Since it was known how long the current process took, the number of staff needed to run the process, and time required it was not difficult to calculate the maximum capacity of the facility using the current process over time.

Meanwhile, the commercial (sales) team had provided a forecast of not only how many potential people could benefit from the treatment, but also how many were likely to be treated.

It was apparent to the team before starting the automation collaboration journey that a facility expansion would be needed to meet demand.
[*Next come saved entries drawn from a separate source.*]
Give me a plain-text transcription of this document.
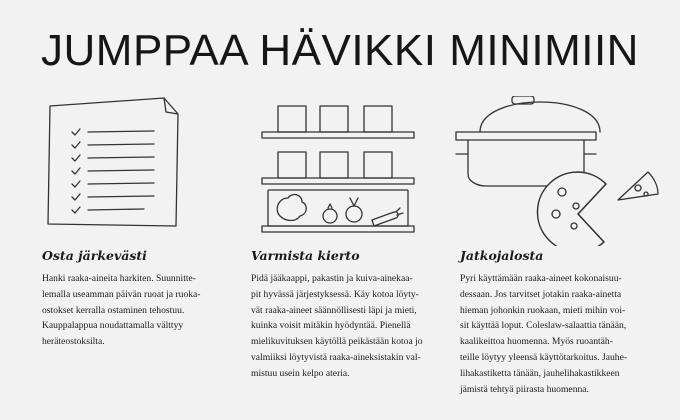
JUMPPAA HÄVIKKI MINIMIIN
Osta järkevästi

Hanki raaka-aineita harkiten. Suunnitte-
lemalla useamman päivän ruoat ja ruoka-
ostokset kerralla ostaminen tehostuu.
Kauppalappua noudattamalla välttyy
heräteostoksilta.

Varmista kierto

Pidä jääkaappi, pakastin ja kuiva-ainekaa-
pit hyvässä järjestyksessä. Käy kotoa löyty-
vät raaka-aineet säännöllisesti läpi ja mieti,
kuinka voisit mitäkin hyödyntää. Pienellä
mielikuvituksen käytöllä peikästään kotoa jo
valmiiksi löytyvistä raaka-aineksistakin val-
mistuu usein kelpo ateria.

Jatkojalosta

Pyri käyttämään raaka-aineet kokonaisuu-
dessaan. Jos tarvitset jotakin raaka-ainetta
hieman johonkin ruokaan, mieti mihin voi-
sit käyttää loput. Coleslaw-salaattia tänään,
kaalikeittoa huomenna. Myös ruoantäh-
teille löytyy yleensä käyttötarkoitus. Jauhe-
lihakastiketta tänään, jauhelihakastikkeen
jämistä tehtyä piirasta huomenna.
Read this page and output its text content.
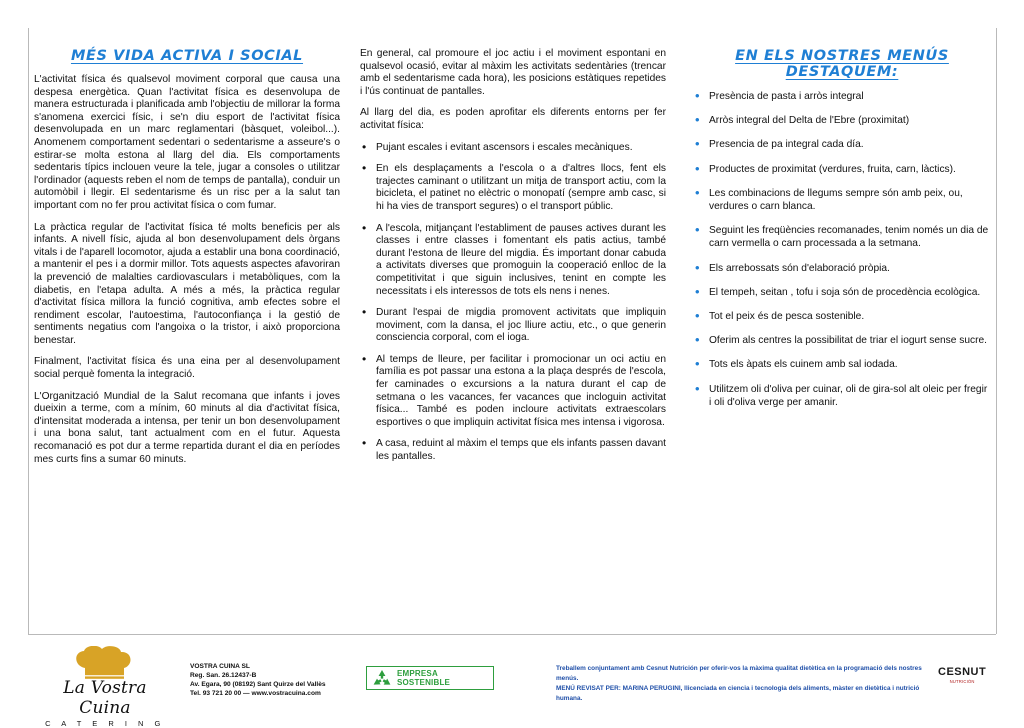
MÉS VIDA ACTIVA I SOCIAL

L'activitat física és qualsevol moviment corporal que causa una despesa energètica. Quan l'activitat física es desenvolupa de manera estructurada i planificada amb l'objectiu de millorar la forma s'anomena exercici físic, i se'n diu esport de l'activitat física desenvolupada en un marc reglamentari (bàsquet, voleibol...). Anomenem comportament sedentari o sedentarisme a asseure's o estirar-se molta estona al llarg del dia. Els comportaments sedentaris típics inclouen veure la tele, jugar a consoles o utilitzar l'ordinador (aquests reben el nom de temps de pantalla), conduir un automòbil i llegir. El sedentarisme és un risc per a la salut tan important com no fer prou activitat física o com fumar.

La pràctica regular de l'activitat física té molts beneficis per als infants. A nivell físic, ajuda al bon desenvolupament dels òrgans vitals i de l'aparell locomotor, ajuda a establir una bona coordinació, a mantenir el pes i a dormir millor. Tots aquests aspectes afavoriran la prevenció de malalties cardiovasculars i metabòliques, com la diabetis, en l'etapa adulta. A més a més, la pràctica regular d'activitat física millora la funció cognitiva, amb efectes sobre el rendiment escolar, l'autoestima, l'autoconfiança i la gestió de sentiments negatius com l'angoixa o la tristor, i això proporciona benestar.

Finalment, l'activitat física és una eina per al desenvolupament social perquè fomenta la integració.

L'Organització Mundial de la Salut recomana que infants i joves dueixin a terme, com a mínim, 60 minuts al dia d'activitat física, d'intensitat moderada a intensa, per tenir un bon desenvolupament i una bona salut, tant actualment com en el futur. Aquesta recomanació es pot dur a terme repartida durant el dia en períodes mes curts fins a sumar 60 minuts.

En general, cal promoure el joc actiu i el moviment espontani en qualsevol ocasió, evitar al màxim les activitats sedentàries (trencar amb el sedentarisme cada hora), les posicions estàtiques repetides i l'ús continuat de pantalles.

Al llarg del dia, es poden aprofitar els diferents entorns per fer activitat física:

• Pujant escales i evitant ascensors i escales mecàniques.
• En els desplaçaments a l'escola o a d'altres llocs, fent els trajectes caminant o utilitzant un mitja de transport actiu, com la bicicleta, el patinet no elèctric o monopatí (sempre amb casc, si hi ha vies de transport segures) o el transport públic.
• A l'escola, mitjançant l'establiment de pauses actives durant les classes i entre classes i fomentant els patis actius, també durant l'estona de lleure del migdia. És important donar cabuda a activitats diverses que promoguin la cooperació enlloc de la competitivitat i que siguin inclusives, tenint en compte les necessitats i els interessos de tots els nens i nenes.
• Durant l'espai de migdia promovent activitats que impliquin moviment, com la dansa, el joc lliure actiu, etc., o que generin consciencia corporal, com el ioga.
• Al temps de lleure, per facilitar i promocionar un oci actiu en família es pot passar una estona a la plaça després de l'escola, fer caminades o excursions a la natura durant el cap de setmana o les vacances, fer vacances que incloguin activitat física... També es poden incloure activitats extraescolars esportives o que impliquin activitat física mes intensa i vigorosa.
• A casa, reduint al màxim el temps que els infants passen davant les pantalles.
EN ELS NOSTRES MENÚS DESTAQUEM:
• Presència de pasta i arròs integral
• Arròs integral del Delta de l'Ebre (proximitat)
• Presencia de pa integral cada día.
• Productes de proximitat (verdures, fruita, carn, làctics).
• Les combinacions de llegums sempre són amb peix, ou, verdures o carn blanca.
• Seguint les freqüències recomanades, tenim només un dia de carn vermella o carn processada a la setmana.
• Els arrebossats són d'elaboració pròpia.
• El tempeh, seitan , tofu i soja són de procedència ecològica.
• Tot el peix és de pesca sostenible.
• Oferim als centres la possibilitat de triar el iogurt sense sucre.
• Tots els àpats els cuinem amb sal iodada.
• Utilitzem oli d'oliva per cuinar, oli de gira-sol alt oleic per fregir i oli d'oliva verge per amanir.
La Vostra Cuina
C A T E R I N G
VOSTRA CUINA SL
Reg. San. 26.12437-B
Av. Egara, 90 (08192) Sant Quirze del Vallès
Tel. 93 721 20 00 — www.vostracuina.com
EMPRESA SOSTENIBLE
Treballem conjuntament amb Cesnut Nutrición per oferir-vos la màxima qualitat dietètica en la programació dels nostres menús.
MENÚ REVISAT PER: MARINA PERUGINI, llicenciada en ciencia i tecnologia dels aliments, màster en dietètica i nutrició humana.
CESNUT
NUTRICIÓN
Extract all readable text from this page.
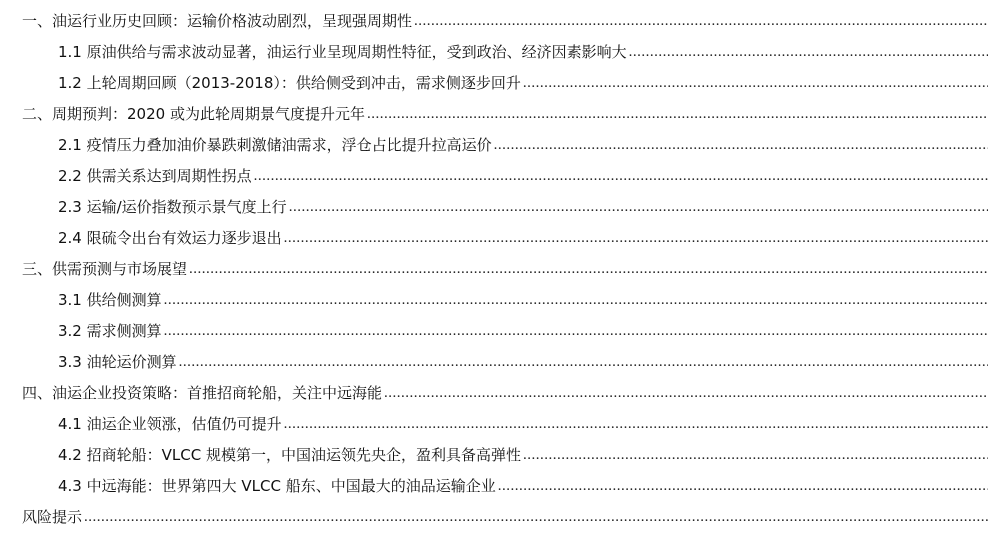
一、油运行业历史回顾：运输价格波动剧烈，呈现强周期性
.....
1.1 原油供给与需求波动显著，油运行业呈现周期性特征，受到政治、经济因素影响大
.....
1.2 上轮周期回顾（2013-2018）：供给侧受到冲击，需求侧逐步回升
.....
二、周期预判：2020 或为此轮周期景气度提升元年
.....
2.1 疫情压力叠加油价暴跌刺激储油需求，浮仓占比提升拉高运价
.....
2.2 供需关系达到周期性拐点
.....
2.3 运输/运价指数预示景气度上行
.....
2.4 限硫令出台有效运力逐步退出
.....
三、供需预测与市场展望
.....
3.1 供给侧测算
.....
3.2 需求侧测算
.....
3.3 油轮运价测算
.....
四、油运企业投资策略：首推招商轮船，关注中远海能
.....
4.1 油运企业领涨，估值仍可提升
.....
4.2 招商轮船：VLCC 规模第一，中国油运领先央企，盈利具备高弹性
.....
4.3 中远海能：世界第四大 VLCC 船东、中国最大的油品运输企业
.....
风险提示
.....
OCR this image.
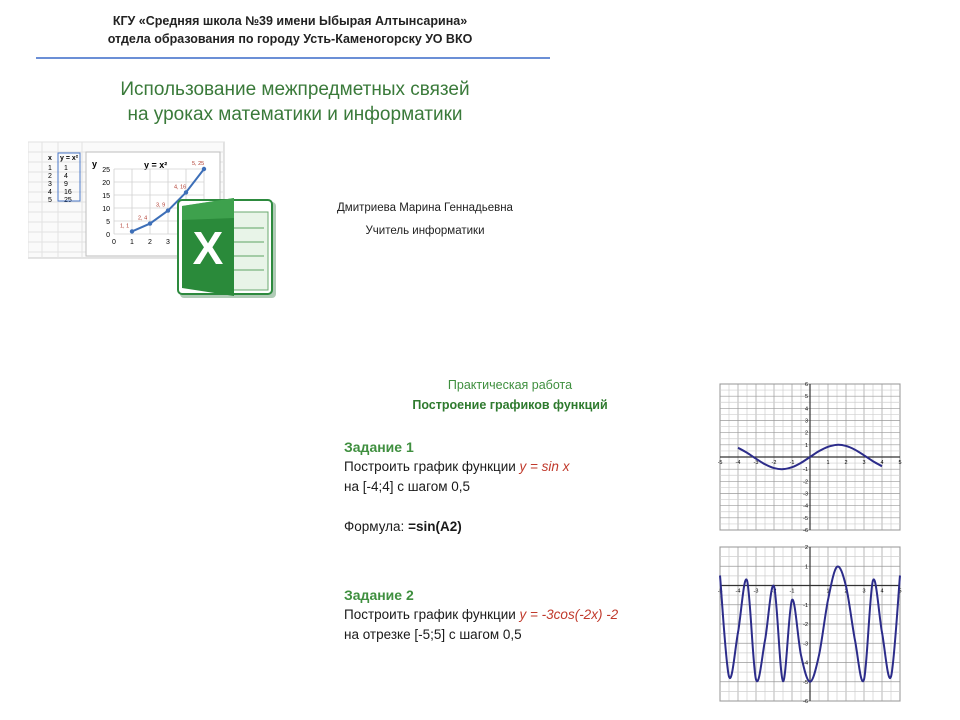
КГУ «Средняя школа №39 имени Ыбырая Алтынсарина»
отдела образования по городу Усть-Каменогорску УО ВКО
Использование межпредметных связей
на уроках математики и информатики
x y = x²
1 1
2 4
3 9
4 16
5 25
y	y = x²
25
20
15
10
5
0
0 1 2 3
1, 1
2, 4
3, 9
4, 16
5, 25
X
Дмитриева Марина Геннадьевна
Учитель информатики
Практическая работа
Построение графиков функций
Задание 1
Построить график функции y = sin x
на [-4;4] с шагом 0,5
Формула: =sin(A2)
Задание 2
Построить график функции y = -3cos(-2x) -2
на отрезке [-5;5] с шагом 0,5
-5 -4 -3 -2 -1	1	2	3	4	5
-6
-5
-4
-3
-2
-1
1
2
3
4
5
6
-5 -4 -3 -2 -1	1	2	3	4	5
-6
-5
-4
-3
-2
-1
1
2
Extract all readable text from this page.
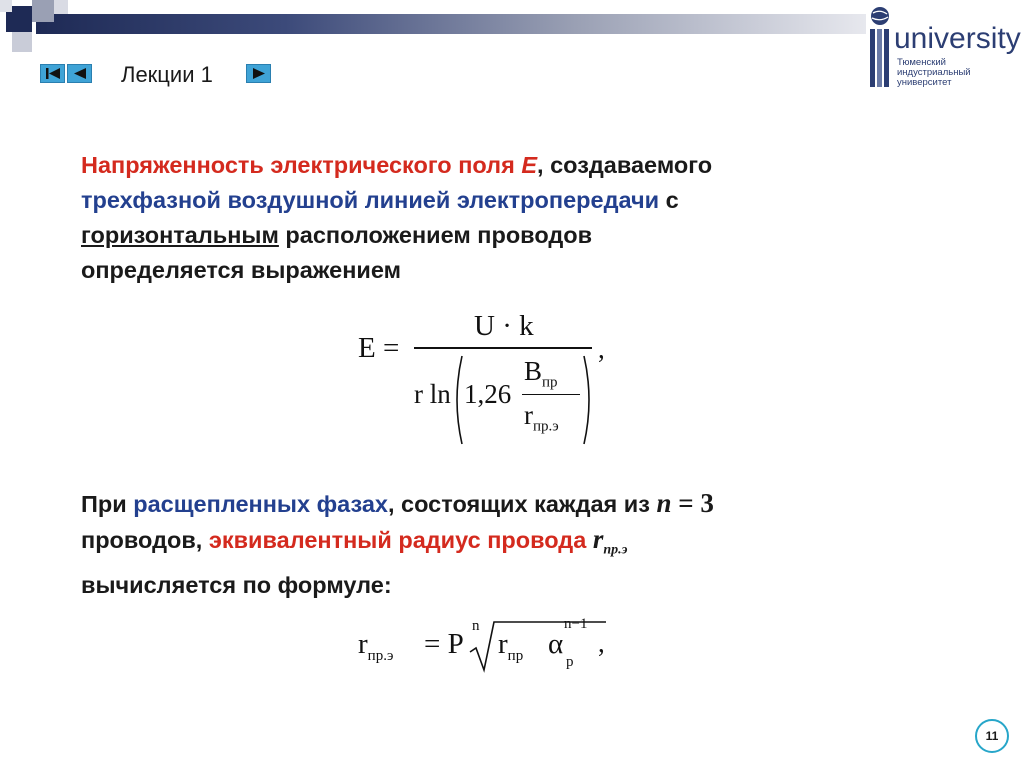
Лекции 1
university
Тюменский
индустриальный
университет
Напряженность электрического поля E, создаваемого
трехфазной воздушной линией электропередачи с
горизонтальным расположением проводов
определяется выражением
E =
U · k
r ln 1,26
$B_{пр}$
$r_{пр.э}$
,
При расщепленных фазах, состоящих каждая из n = 3
проводов, эквивалентный радиус провода $r_{пр.э}$
вычисляется по формуле:
$r_{пр.э} = P$
n
$r_{пр}$ α
n−1
р
,
11
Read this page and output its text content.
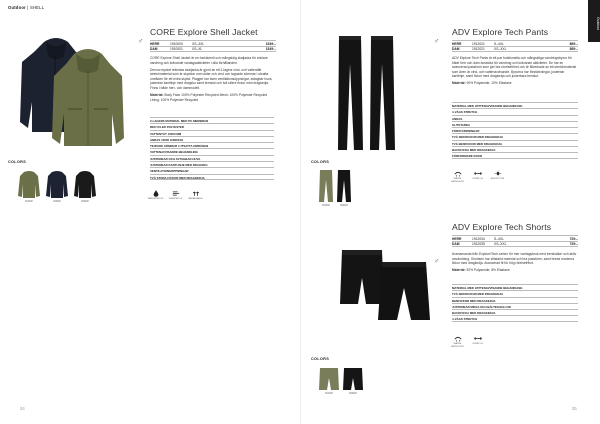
Outdoor | SHELL
Outdoor
♂
CORE Explore Shell Jacket
HERR	1910000	XS–3XL	1549:–
DAM	1910001	XS–XL	1549:–

CORE Explore Shell Jacket är en funktionell och mångsidig skaljacka för enklare vandring och krävande vardagsaktiviteter i alla förhållanden.

Denna mycket tekniska skaljacka är gjord av ett 2-lagers vind- och vattentätt stretchmaterial som är skyddar mot väder och vind och tappade sömmar i utsatta områden för ett extra skydd. Plagget har även ventilationsöppningar, avtagbar huva, justerbar kantlinje med dragsko samt ärmslut och två större fickor med dragkedja. Finns i både herr- och dammodell.

Material: Body Face 100% Polyester Recycled Mesh: 100% Polyester Recycled Lining: 100% Polyester Recycled

2-LAGERS MATERIAL MED PU-MEMBRAN
RECYCLED POLYESTER
VATTENTÄT 10000 MM
ANDAS 10000 G/M2/24H
TEJPADE SÖMMAR I UTSATTA OMRÅDEN
VATTENAVVISANDE BEHANDLING
JUSTERBAR OCH AVTAGBAR HUVA
JUSTERBAR KANTLINJE MED DRAGSKO
VENTILATIONSÖPPNINGAR
TVÅ STORA FICKOR MED DRAGKEDJA
WATERPROOF WINDPROOF	BREATHABLE
COLORS
664000	396000	999000
34
♂
ADV Explore Tech Pants
HERR	1912021	S–4XL	899:–
DAM	1912021	XS–XXL	899:–

ADV Explore Tech Pants är ett par funktionella och mångsidiga vandringsbyxor för både herr och dam avsedda för vandring och krävande aktiviteter. De har en avancerad passform som ger bra rörelsefrihet och är tillverkade av ett stretchmaterial som även är vind- och vattenavvisande. Byxorna har förstärkningar, justerbar kantlinje, samt fickor med dragkedja och justerbara benslut.

Material: 90% Polyamide, 10% Elastane

MATERIAL MED VATTENAVVISANDE BEHANDLING
4-VÄGS STRETCH
ANDAS
SLITSTARKA
FÖRSTÄRKNINGAR
TVÅ SIDOFICKOR MED DRAGKEDJA
TVÅ BENFICKOR MED DRAGKEDJA
BACKFICKA MED DRAGKEDJA
FÖRFORMADE KNÄN
WATER REPELLENT
STRETCH	REFLECTIVE
COLORS
664000	999000
♂
ADV Explore Tech Shorts
HERR	1912034	S–4XL	729:–
DAM	1912035	XS–XXL	729:–

Ävenamanda från Explore/Tech-serien för mer vardagsbruk med trendsäker och aktiv användning. Shortsen har slitstarkt material och bra passform, samt breda moderna fickor med dragkedja. Avancerad fit för hög rörelsefrihet.

Material: 92% Polyamide, 8% Elastane

MATERIAL MED VATTENAVVISANDE BEHANDLING
TVÅ SIDOFICKOR MED DRAGKEDJA
BENFICKOR MED DRAGKEDJA
JUSTERBAR MIDJA OCH BÄLTESHÄLLOR
BACKFICKA MED DRAGKEDJA
4-VÄGS STRETCH
WATER REPELLENT
STRETCH
COLORS
664000	999000
35
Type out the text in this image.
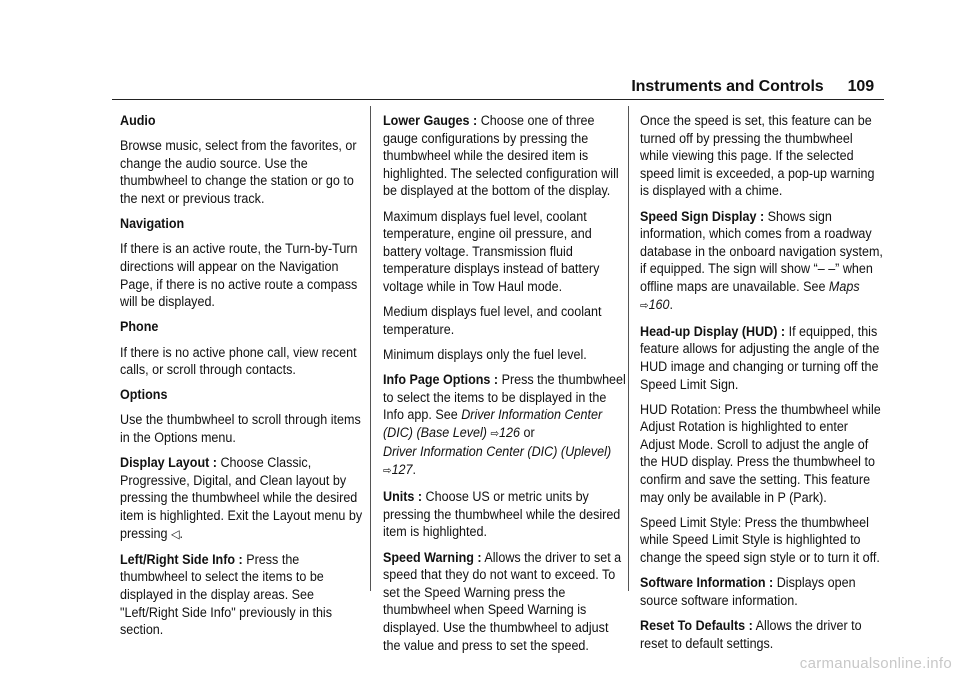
Instruments and Controls 109

Audio

Browse music, select from the favorites, or change the audio source. Use the thumbwheel to change the station or go to the next or previous track.

Navigation

If there is an active route, the Turn-by-Turn directions will appear on the Navigation Page, if there is no active route a compass will be displayed.

Phone

If there is no active phone call, view recent calls, or scroll through contacts.

Options

Use the thumbwheel to scroll through items in the Options menu.

Display Layout : Choose Classic, Progressive, Digital, and Clean layout by pressing the thumbwheel while the desired item is highlighted. Exit the Layout menu by pressing ◁.

Left/Right Side Info : Press the thumbwheel to select the items to be displayed in the display areas. See "Left/Right Side Info" previously in this section.

Lower Gauges : Choose one of three gauge configurations by pressing the thumbwheel while the desired item is highlighted. The selected configuration will be displayed at the bottom of the display.

Maximum displays fuel level, coolant temperature, engine oil pressure, and battery voltage. Transmission fluid temperature displays instead of battery voltage while in Tow Haul mode.

Medium displays fuel level, and coolant temperature.

Minimum displays only the fuel level.

Info Page Options : Press the thumbwheel to select the items to be displayed in the Info app. See Driver Information Center (DIC) (Base Level) ⇨126 or
Driver Information Center (DIC) (Uplevel)
⇨127.

Units : Choose US or metric units by pressing the thumbwheel while the desired item is highlighted.

Speed Warning : Allows the driver to set a speed that they do not want to exceed. To set the Speed Warning press the thumbwheel when Speed Warning is displayed. Use the thumbwheel to adjust the value and press to set the speed.

Once the speed is set, this feature can be turned off by pressing the thumbwheel while viewing this page. If the selected speed limit is exceeded, a pop-up warning is displayed with a chime.

Speed Sign Display : Shows sign information, which comes from a roadway database in the onboard navigation system, if equipped. The sign will show “– –” when offline maps are unavailable. See Maps
⇨160.

Head-up Display (HUD) : If equipped, this feature allows for adjusting the angle of the HUD image and changing or turning off the Speed Limit Sign.

HUD Rotation: Press the thumbwheel while Adjust Rotation is highlighted to enter Adjust Mode. Scroll to adjust the angle of the HUD display. Press the thumbwheel to confirm and save the setting. This feature may only be available in P (Park).

Speed Limit Style: Press the thumbwheel while Speed Limit Style is highlighted to change the speed sign style or to turn it off.

Software Information : Displays open source software information.

Reset To Defaults : Allows the driver to reset to default settings.

carmanualsonline.info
The facilities engineering teams had already planned the expansion.  The strategic expansion plans assumed the current process (without an automation platform) was applied, also requiring more people, although some operational efficiencies and economies of scale were anticipated.

Procurement took all of these inputs and information gleaned from working closely with all of the teams (sales, engineering, technical, and finance) to create a picture over a five year period for what the holistic cost would look like utilizing the current and future (automation applied) processes.

Net Present Value (NPV) methodology was applied to unify the effects over time and quantify value.

The NPV combines the result of all of the differential financial models and the “Value of the Innovation” now becomes a rational valuation of the potential collaboration.

MOVING FORWARD ON A RATIONAL BASIS

Once the math was worked out, the real fun began.  In this case, since the rational value was significantly less than that the price proposed, once procurement shared the result with finance the entire collaboration quickly became jeopardized.  Obviously, this also made the technical team, who were emotionally invested, less than pleased.  The procurement team’s business partnering skills were then on full display (and critically needed). Procurement convinced finance that if they could support spending up to the rational value for the collaboration, procurement would negotiate to this target.  Finance agreed – and the technical team remained a nervous wreck.

Time to Negotiate!

With a solid mandate to negotiate against, procurement engaged the technical team’s external partner.

The negotiation team, led by procurement, used the new rational value of the automation project as a basis to re-anchor the conversation.  The negotiation team was transparent about their financial models and assumptions and explained that the cost of the collaboration would need to be reduced to fall in-line with the new rational value. Without this they could not proceed since the existing process was cheaper than the innovative one.

As with most negotiations and collaborations, there are many elements beyond price that drive each party’s interest in a deal – and this example was no exception.

The final result however, delivered an overall reduction of the deal’s contribution to the process’ variable cost by 70% and restructured in such a way as to reduce the investor’s financial exposure by 75%.  As may have been guessed, both the finance and the technical teams were also happy with the result.

CONCLUSION

There is a great deal of buzz in the procurement world about delivering value beyond savings as the businesses procurement professionals support require increasingly diverse and creative contributions to create competitive advantage.

In this example, procurement applied influencing and negotiation skills to align two areas of the business who often have a difficult time communicating with one another.

In Summary: procurement can enable cutting edge innovation by acting as a facilitator between an organization’s internal innovators and external partnerships – enabling breakthroughs that otherwise may take much longer to create. 

Perhaps the most powerful consequence was procurement being seen by the technical team, arguably the heart of any company’s innovative engine, as a valuable partner – opening the door to deliver more innovations, next time starting as a trusted partner instead of an outsider. 

Please note: this article does not represent, be it expressed or implied, the views, opinions, policies, strategies, or other, of the Author’s employer.  The Author wrote the article in his private capacity.